Jean-Louis Trintignant
ABACA

L’acteur d’Un homme et une femme, d’Amour et du Grand Silence avait 91 ans.

On apprend aujourd’hui, vendredi 17 juin, la mort de Jean-Louis Trintignant, "paisiblement, de vieillesse", acteur génial et essentiel, à la filmographie pléthorique riche de 130 titres ("ça fait 100 de trop", nous disait-il récemment en souriant). Et Dieu… créa la femme de Roger Vadim, Le Fanfaron de Dino Risi, Le Combat dans l’île d’Alain Cavalier, Un homme et une femme de Claude Lelouch, Z de Costa-Gavras, Ma Nuit chez Maud d’Eric Rohmer, Le Grand Silence de Sergio Corbucci, Le Conformiste de Bertolucci, Sans mobile apparent de Philippe Labro, Le Mouton enragé de Michel Deville, Le Bon Plaisir de Francis Girod, Vivement dimanche ! de François Truffaut, Regarde les hommes tomber de Jacques Audiard, Amour de Michael Haneke… Son parcours ne fait pas que dessiner l’exigence artistique d’un acteur hors-norme, il raconte aussi sept décennies de cinéma – français, bien, sûr, mais aussi italien.
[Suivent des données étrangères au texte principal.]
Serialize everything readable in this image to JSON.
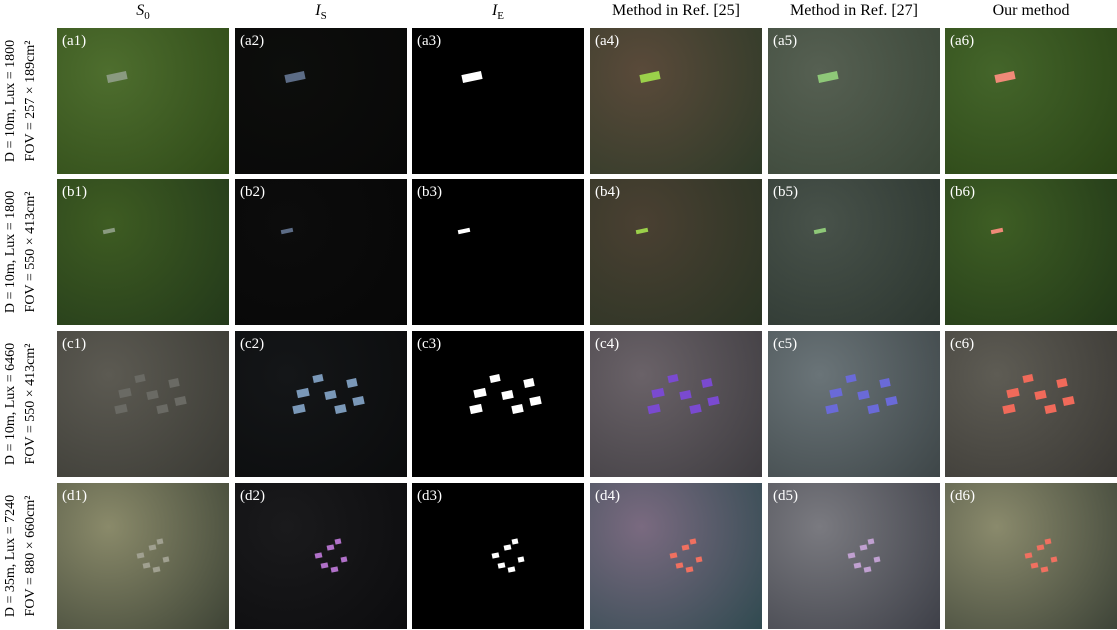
{
  "columns": [
    {
      "main": "S",
      "sub": "0"
    },
    {
      "main": "I",
      "sub": "S"
    },
    {
      "main": "I",
      "sub": "E"
    },
    {
      "main": "Method in Ref. [25]"
    },
    {
      "main": "Method in Ref. [27]"
    },
    {
      "main": "Our method"
    }
  ],
  "rows": [
    {
      "lines": [
        "D = 10m, Lux = 1800",
        "FOV = 257 × 189cm²"
      ],
      "panels": [
        "(a1)",
        "(a2)",
        "(a3)",
        "(a4)",
        "(a5)",
        "(a6)"
      ]
    },
    {
      "lines": [
        "D = 10m, Lux = 1800",
        "FOV = 550 × 413cm²"
      ],
      "panels": [
        "(b1)",
        "(b2)",
        "(b3)",
        "(b4)",
        "(b5)",
        "(b6)"
      ]
    },
    {
      "lines": [
        "D = 10m, Lux = 6460",
        "FOV = 550 × 413cm²"
      ],
      "panels": [
        "(c1)",
        "(c2)",
        "(c3)",
        "(c4)",
        "(c5)",
        "(c6)"
      ]
    },
    {
      "lines": [
        "D = 35m, Lux = 7240",
        "FOV = 880 × 660cm²"
      ],
      "panels": [
        "(d1)",
        "(d2)",
        "(d3)",
        "(d4)",
        "(d5)",
        "(d6)"
      ]
    }
  ]
}
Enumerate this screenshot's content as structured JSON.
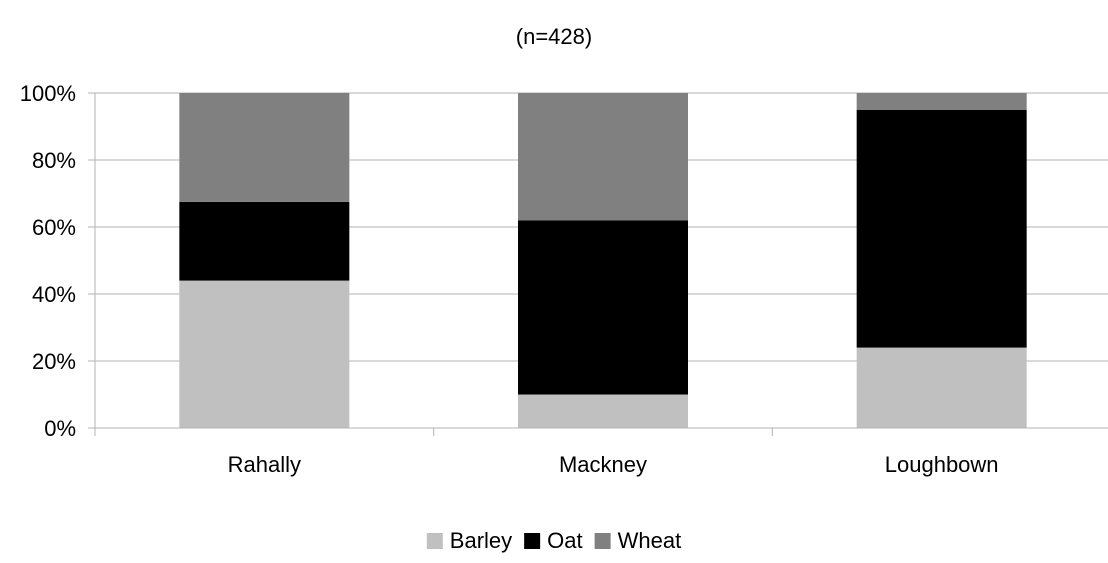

Né en 1930 à Polienc, près d’Uzès, Jean-Louis Trintignant était monté à Paris au début des années 50, comme on disait à l’époque, pour étudier à l’IDHEC (Institut des hautes études cinématographiques) dans l’espoir de devenir réalisateur. Il prend en parallèle des cours de théâtre et se fait connaître du grand public grâce au retentissement monstre d’Et Dieu créa la femme, en 1956, puis à sa liaison très médiatisée avec sa partenaire Brigitte Bardot, qui vont imposer son image de jeune premier. Une image qui prendra encore plus d’ampleur dix ans après grâce au triomphe international d’Un homme et une femme (Palme d’or à Cannes), mais qu’il va aussi passer sa carrière à torpiller, en jouant de son charme ambigu, menaçant, de son sourire tour à tour enjôleur et carnassier, de sa voix volontiers cassante, violente. Dans les années 60 et 70, à coups de choix aventureux où il se révèle aussi à l’aise chez Rohmer que chez Jacques Deray, il va proposer une sorte de troisième voie face aux mastodontes du star-system Delon et Belmondo. Un peu comme les Kinks, au sein du rock anglais, étaient une alternative aux Stones et aux Beatles. Trintignant incarnait une autre idée de la masculinité seventies, plus raffinée, plus dandy et peut-être au fond plus dangereuse et désirable.

Jean-Louis Trintignant (1930-2022) : "J’ai tourné dans 130 films, ça fait au moins cent de trop"

Réalisateur atypique à ses heures (Une journée bien remplie en 1973, Le Maître-nageur en 1979, deux échecs devenus cultes), il fut aussi coureur automobile, pilote trompe-la-mort, et cultivait l’image d’un acteur dilettante, détaché, qui annonçait régulièrement vouloir arrêter le cinéma – l’idée lui trottait déjà dans la tête dans les années 70, puis faillit être mise à exécution après Ceux qui m’aiment prendront le train (de Patrice Chéreau, en 1998), après Amour (pour lequel il reçoit un César en 2013), puis encore après Happy End, toujours d’Haneke, avant que Claude Lelouch ne le convainque d’apporter une coda au mythe Un homme et une femme avec Les plus belles années d’une vie en 2019... Son visage vieillissait superbement et sa voix ne cessait pas de fasciner, elle était devenue au fil du temps synonyme de leçon d’élégance. Personne n’a oublié sa citation de Jacques Prévert lors de la cérémonie de clôture du Festival de Cannes 2012 – « Et si on essayait d’être heureux, ne serait-ce que pour donner l’exemple ? » – dite avec le parfait mélange de tendresse infinie et de détachement ironique, qui vous arrache un éclat de rire tout en vous brisant le cœur.